Depois surgiu uma constelação de congregações com um carisma particular. Era
uma novidade: uma vida religiosa com o objetivo não somente de viver
simplesmente o Evangelho, mas destinada também a um trabalho (carisma)
específico: escolas, hospitais, missões, cuidado dos pobres, trabalho
paroquial, etc...
O
importante era que em toda essa evolução – das origens a hoje – houve sempre
algumas características que marcavam a saúde, o vigor e a fidelidade desse modo
de viver: 1) a “separação” da família e do modo de viver do mundo para viver
“de modo realmente diferente” numa vida de comunidade fraterna por causa de
Jesus Cristo; 2) uma intensa vida de piedade e oração, penitência e sobriedade;
3) a clara vivência dos votos de pobreza material, castidade efetiva e
obediência muito concreta e custosa; 4) a ruptura com os costumes do mundo
(mesmo aqueles costumes honestos e legítimos), expresso no hábito religioso,
que identificava e deixava claro para o religioso e para os outros a sua
consagração e expresso também no modo de viver simples, recolhido e piedoso de
quem abraçava essa vida...
É
esta vida religiosa que está em crise. Na verdade, sempre estará em crise, pois
ser religioso é ser livre, pobre, simples, radical, apartado do mundo... e há
sempre uma tendência de acomodamento, de que, pouco a pouco, as estruturas que
os próprios religiosos vão criando com o correr do tempo, sufoque a
simplicidade, a fraternidade originais e vá apagando o Espírito com a praga do
comodismo, da frieza e da secularização... No entanto, sobretudo depois do
Vaticano II, com o pretexto de renovação, adaptação aos tempos modernos e de
inserção no mundo, a vida religiosa entrou num profundo processo de esfriamento.

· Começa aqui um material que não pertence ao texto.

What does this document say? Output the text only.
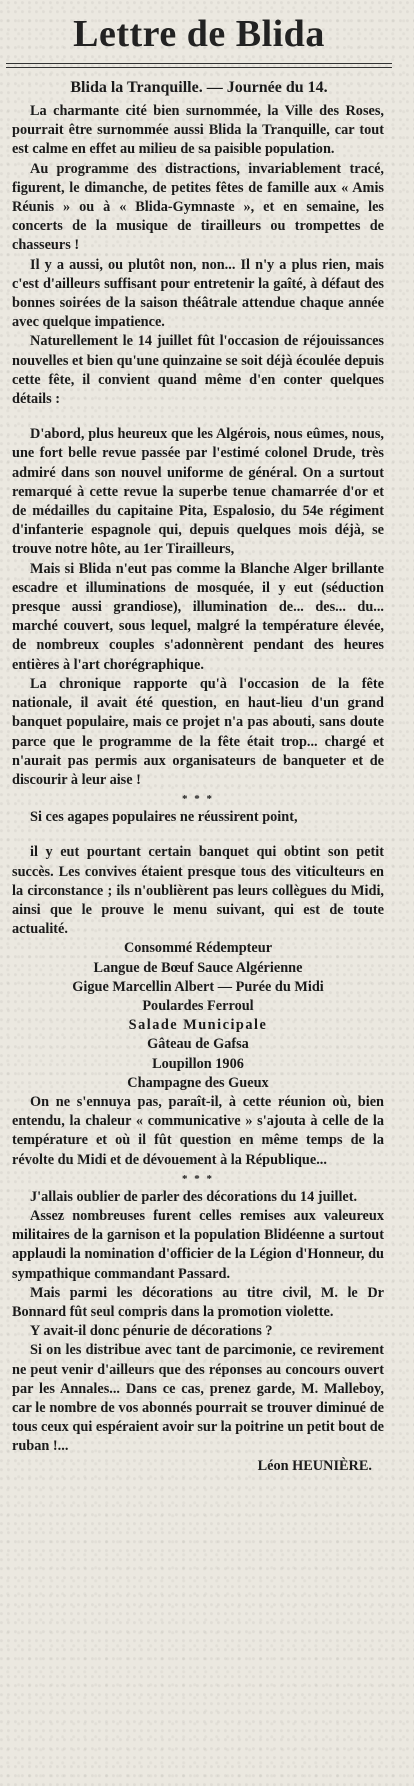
Lettre de Blida
Blida la Tranquille. — Journée du 14.

La charmante cité bien surnommée, la Ville des Roses, pourrait être surnommée aussi Blida la Tranquille, car tout est calme en effet au milieu de sa paisible population.

Au programme des distractions, invariablement tracé, figurent, le dimanche, de petites fêtes de famille aux « Amis Réunis » ou à « Blida-Gymnaste », et en semaine, les concerts de la musique de tirailleurs ou trompettes de chasseurs !

Il y a aussi, ou plutôt non, non... Il n'y a plus rien, mais c'est d'ailleurs suffisant pour entretenir la gaîté, à défaut des bonnes soirées de la saison théâtrale attendue chaque année avec quelque impatience.

Naturellement le 14 juillet fût l'occasion de réjouissances nouvelles et bien qu'une quinzaine se soit déjà écoulée depuis cette fête, il convient quand même d'en conter quelques détails :

D'abord, plus heureux que les Algérois, nous eûmes, nous, une fort belle revue passée par l'estimé colonel Drude, très admiré dans son nouvel uniforme de général. On a surtout remarqué à cette revue la superbe tenue chamarrée d'or et de médailles du capitaine Pita, Espalosio, du 54e régiment d'infanterie espagnole qui, depuis quelques mois déjà, se trouve notre hôte, au 1er Tirailleurs,

Mais si Blida n'eut pas comme la Blanche Alger brillante escadre et illuminations de mosquée, il y eut (séduction presque aussi grandiose), illumination de... des... du... marché couvert, sous lequel, malgré la température élevée, de nombreux couples s'adonnèrent pendant des heures entières à l'art chorégraphique.

La chronique rapporte qu'à l'occasion de la fête nationale, il avait été question, en haut-lieu d'un grand banquet populaire, mais ce projet n'a pas abouti, sans doute parce que le programme de la fête était trop... chargé et n'aurait pas permis aux organisateurs de banqueter et de discourir à leur aise !

* * *

Si ces agapes populaires ne réussirent point,

il y eut pourtant certain banquet qui obtint son petit succès. Les convives étaient presque tous des viticulteurs en la circonstance ; ils n'oublièrent pas leurs collègues du Midi, ainsi que le prouve le menu suivant, qui est de toute actualité.

Consommé Rédempteur
Langue de Bœuf Sauce Algérienne
Gigue Marcellin Albert — Purée du Midi
Poulardes Ferroul
Salade Municipale
Gâteau de Gafsa
Loupillon 1906
Champagne des Gueux

On ne s'ennuya pas, paraît-il, à cette réunion où, bien entendu, la chaleur « communicative » s'ajouta à celle de la température et où il fût question en même temps de la révolte du Midi et de dévouement à la République...

* * *

J'allais oublier de parler des décorations du 14 juillet.

Assez nombreuses furent celles remises aux valeureux militaires de la garnison et la population Blidéenne a surtout applaudi la nomination d'officier de la Légion d'Honneur, du sympathique commandant Passard.

Mais parmi les décorations au titre civil, M. le Dr Bonnard fût seul compris dans la promotion violette.

Y avait-il donc pénurie de décorations ?

Si on les distribue avec tant de parcimonie, ce revirement ne peut venir d'ailleurs que des réponses au concours ouvert par les Annales... Dans ce cas, prenez garde, M. Malleboy, car le nombre de vos abonnés pourrait se trouver diminué de tous ceux qui espéraient avoir sur la poitrine un petit bout de ruban !...

Léon HEUNIÈRE.
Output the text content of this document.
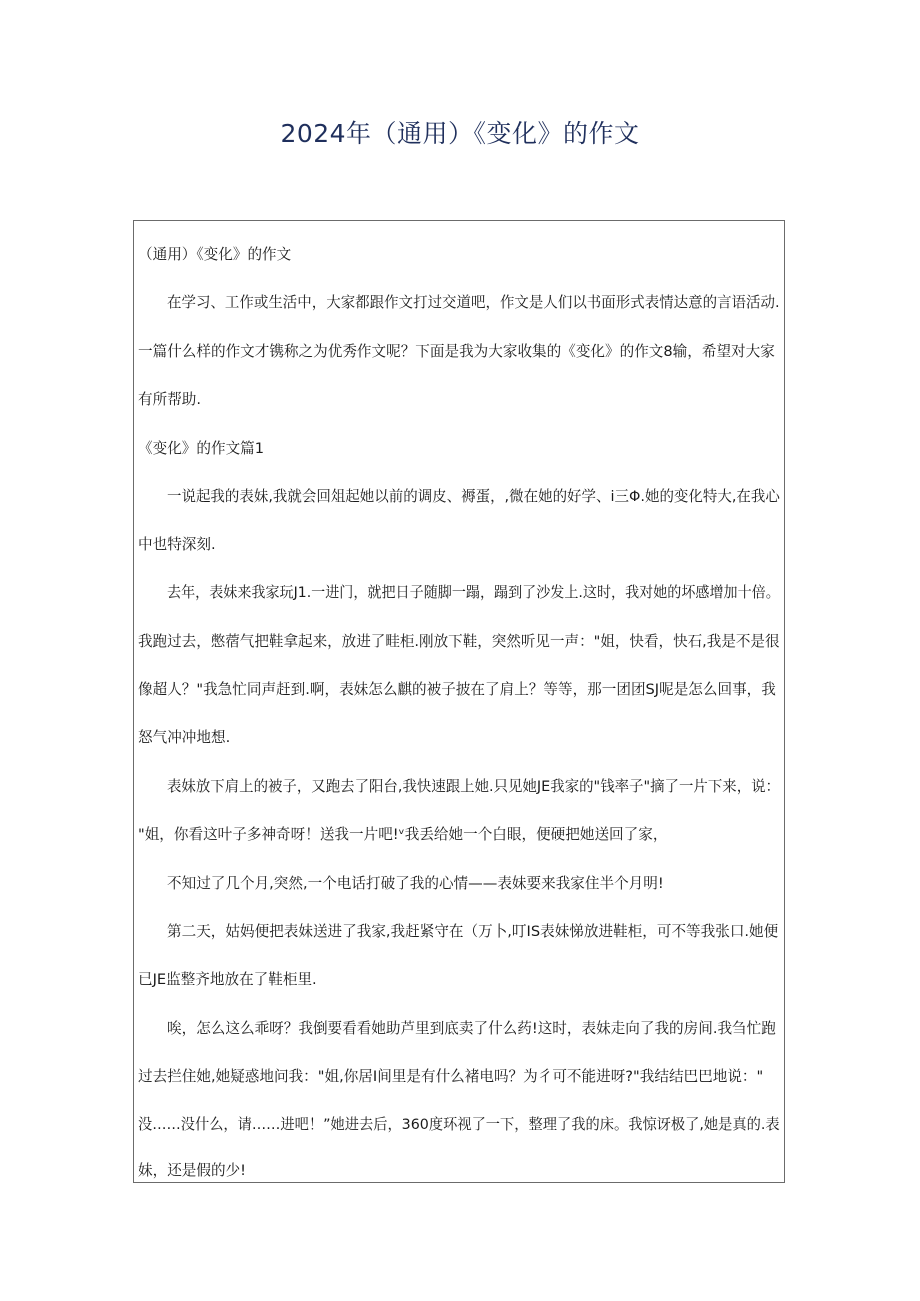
2024年（通用）《变化》的作文

（通用）《变化》的作文

在学习、工作或生活中，大家都跟作文打过交道吧，作文是人们以书面形式表情达意的言语活动.

一篇什么样的作文才镌称之为优秀作文呢？下面是我为大家收集的《变化》的作文8输，希望对大家

有所帮助.

《变化》的作文篇1

一说起我的表妹,我就会回俎起她以前的调皮、褥蛋，,微在她的好学、i三Φ.她的变化特大,在我心

中也特深刻.

去年，表妹来我家玩J1.一进门，就把日子随脚一蹋，蹋到了沙发上.这时，我对她的坏感增加十倍。

我跑过去，憋蓿气把鞋拿起来，放进了畦柜.刚放下鞋，突然听见一声："姐，快看，快石,我是不是很

像超人？"我急忙同声赶到.啊，表妹怎么麒的被子披在了肩上？等等，那一团团SJ呢是怎么回事，我

怒气冲冲地想.

表妹放下肩上的被子，又跑去了阳台,我快速跟上她.只见她JE我家的"钱率子"摘了一片下来，说：

"姐，你看这叶子多神奇呀！送我一片吧!ᵛ我丢给她一个白眼，便硬把她送回了家，

不知过了几个月,突然,一个电话打破了我的心情——表妹要来我家住半个月明!

第二天，姑妈便把表妹送进了我家,我赶紧守在（万卜,叮IS表妹悌放进鞋柜，可不等我张口.她便

已JE监整齐地放在了鞋柜里.

唉，怎么这么乖呀？我倒要看看她助芦里到底卖了什么药!这时，表妹走向了我的房间.我刍忙跑

过去拦住她,她疑惑地问我："姐,你居I间里是有什么褚电吗？为彳可不能进呀?"我结结巴巴地说："

没……没什么，请……进吧！”她进去后，360度环视了一下，整理了我的床。我惊讶极了,她是真的.表

妹，还是假的少!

Não sempre, mas muitíssimas vezes, os religiosos parecem aqueles que deixaram
tudo para não deixarem nada: vivem como todo mundo, vestem-se como todo mundo,
falam e agem como todo mundo. Os sinais do sagrado, do diferente, da
radicalidade, da loucura e incongruência por amor de Cristo, desapareceram.

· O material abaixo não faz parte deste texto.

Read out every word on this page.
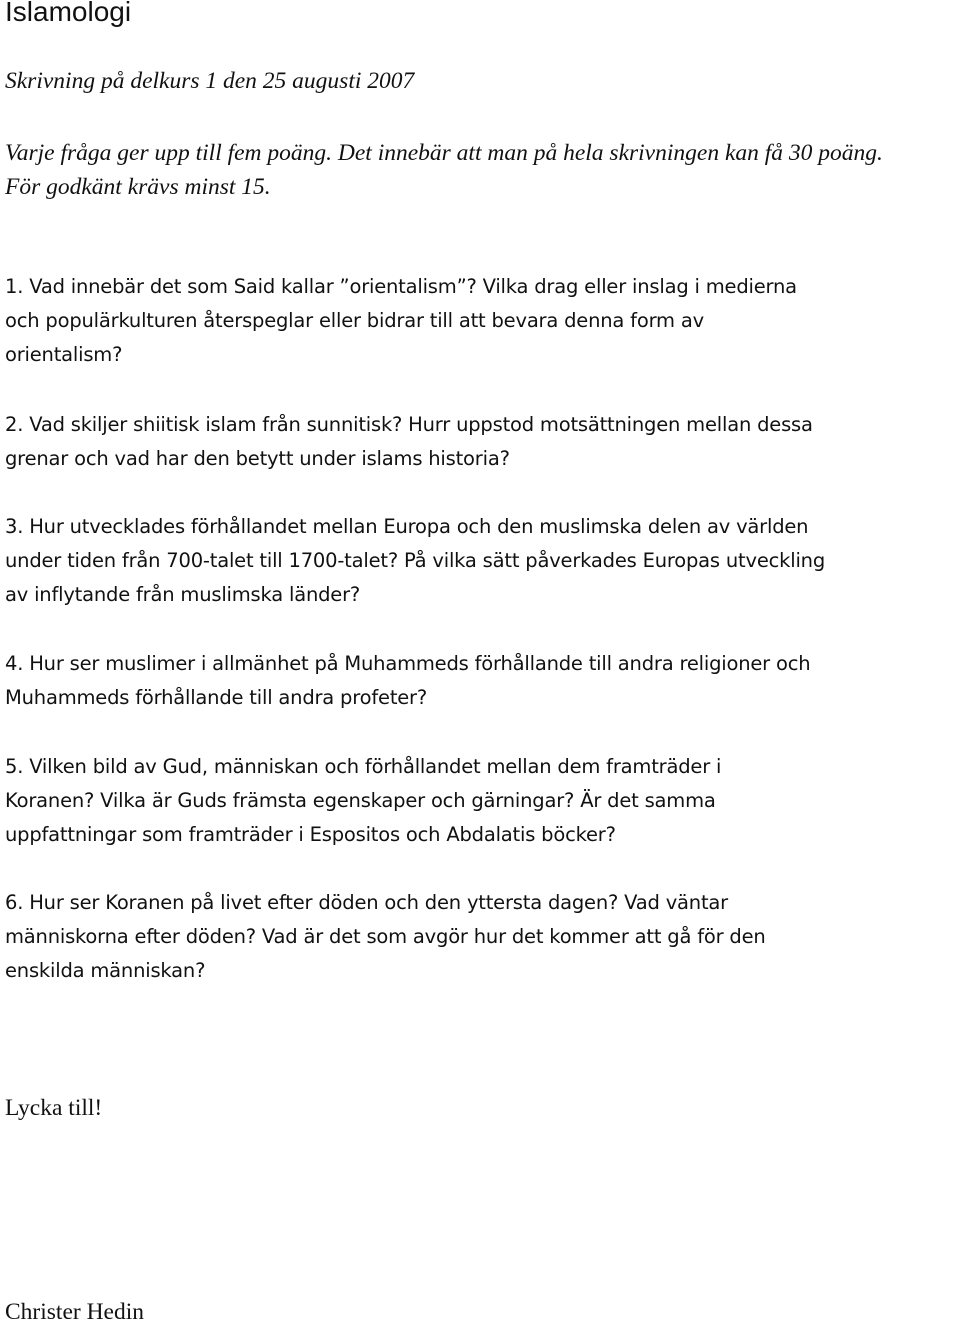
Islamologi

Skrivning på delkurs 1 den 25 augusti 2007

Varje fråga ger upp till fem poäng. Det innebär att man på hela skrivningen kan få 30 poäng.
För godkänt krävs minst 15.

1. Vad innebär det som Said kallar ”orientalism”? Vilka drag eller inslag i medierna
och populärkulturen återspeglar eller bidrar till att bevara denna form av
orientalism?

2. Vad skiljer shiitisk islam från sunnitisk? Hurr uppstod motsättningen mellan dessa
grenar och vad har den betytt under islams historia?

3. Hur utvecklades förhållandet mellan Europa och den muslimska delen av världen
under tiden från 700-talet till 1700-talet? På vilka sätt påverkades Europas utveckling
av inflytande från muslimska länder?

4. Hur ser muslimer i allmänhet på Muhammeds förhållande till andra religioner och
Muhammeds förhållande till andra profeter?

5. Vilken bild av Gud, människan och förhållandet mellan dem framträder i
Koranen? Vilka är Guds främsta egenskaper och gärningar? Är det samma
uppfattningar som framträder i Espositos och Abdalatis böcker?

6. Hur ser Koranen på livet efter döden och den yttersta dagen? Vad väntar
människorna efter döden? Vad är det som avgör hur det kommer att gå för den
enskilda människan?

Lycka till!

Christer Hedin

Hoje, os religiosos escrevem muito, sustentam grandes organizações, estudam
muito, falam muito, defendem belas teorias de amor e justiça, mas aquele fervor
simples e ingênuo que encantava e falava do Reino, na maioria dos casos
desapareceu. E, sejamos sinceros: muitíssimas vezes, este tipo de vida
religiosa já não atrai, não encanta, porque não convida a subir às alturas da
adesão a Cristo, do amor e fidelidade à Igreja, da santidade de vida.
Mas,
nossas infidelidades não conseguem bloquear a ação do Espírito. O Senhor quer e
manterá sempre a vida religiosa na Igreja. Quando velhos modos de vivê-la já
não são um testemunho que encanta, intriga e incomoda, o Espírito que sopra
onde quer suscita novos modos: intrigantes, incômodos, loucos, encantadores e
comoventes... Digo isto porque hoje está surgindo um novo modo de viver o
carisma religioso: as comunidades de vida e de aliança! Muitos dirão: que
loucura, que bando de radicais, fanáticos e beatos desequilibrados. O mesmo que
disseram dos primeiros monges, de Francisco, de Clara, de Teresa de Calcutá e
da maioria dos fundadores das atuais grandes ordens e congregações! É comovente
ver uma multidão de rapazes e moças, homens e mulheres, sem uma estrutura muito
definida, sem muito estudo, na espontaneidade de quem sabe que o Evangelho e a
Igreja são para todo aquele que deseja seguir a Cristo: vivem em comum, têm uma
vida de pobreza verdadeira, radical, efetiva, amam a Cristo e procuram ser
fiéis è Igreja e ao Papa, rezam muito e intensamente, demonstram profunda
devoção e piedade , servem aos pobres de modo comovente e muito concreto e não
têm medo nem vergonha de demonstrar que são consagrados, são de Deus, não são
do “mundo”: usam uma cruz, uma roupa diversa, um hábito.... Essa gente
incomoda, intriga, dá trabalho, questiona com a vida e o modo de ser, sem falar
nada, sem julgar ninguém, sem protestar nem acusar!
Bendito
Espírito de Deus! Nem liga para os nossos esquemas, nem dá bola para os nossos
medos, nem toma conhecimento da nossa frieza e falta de entusiasmo! Suscita
novidade do jeito que bem quer e entende! Dirão muitos – sobretudo religiosos
das congregações já estabelecidas e, muitas vezes, secularizadas e acomodadas:
“Esses aí são gente desequilibrada e piegas, alienada e ignorante!” Cuidado!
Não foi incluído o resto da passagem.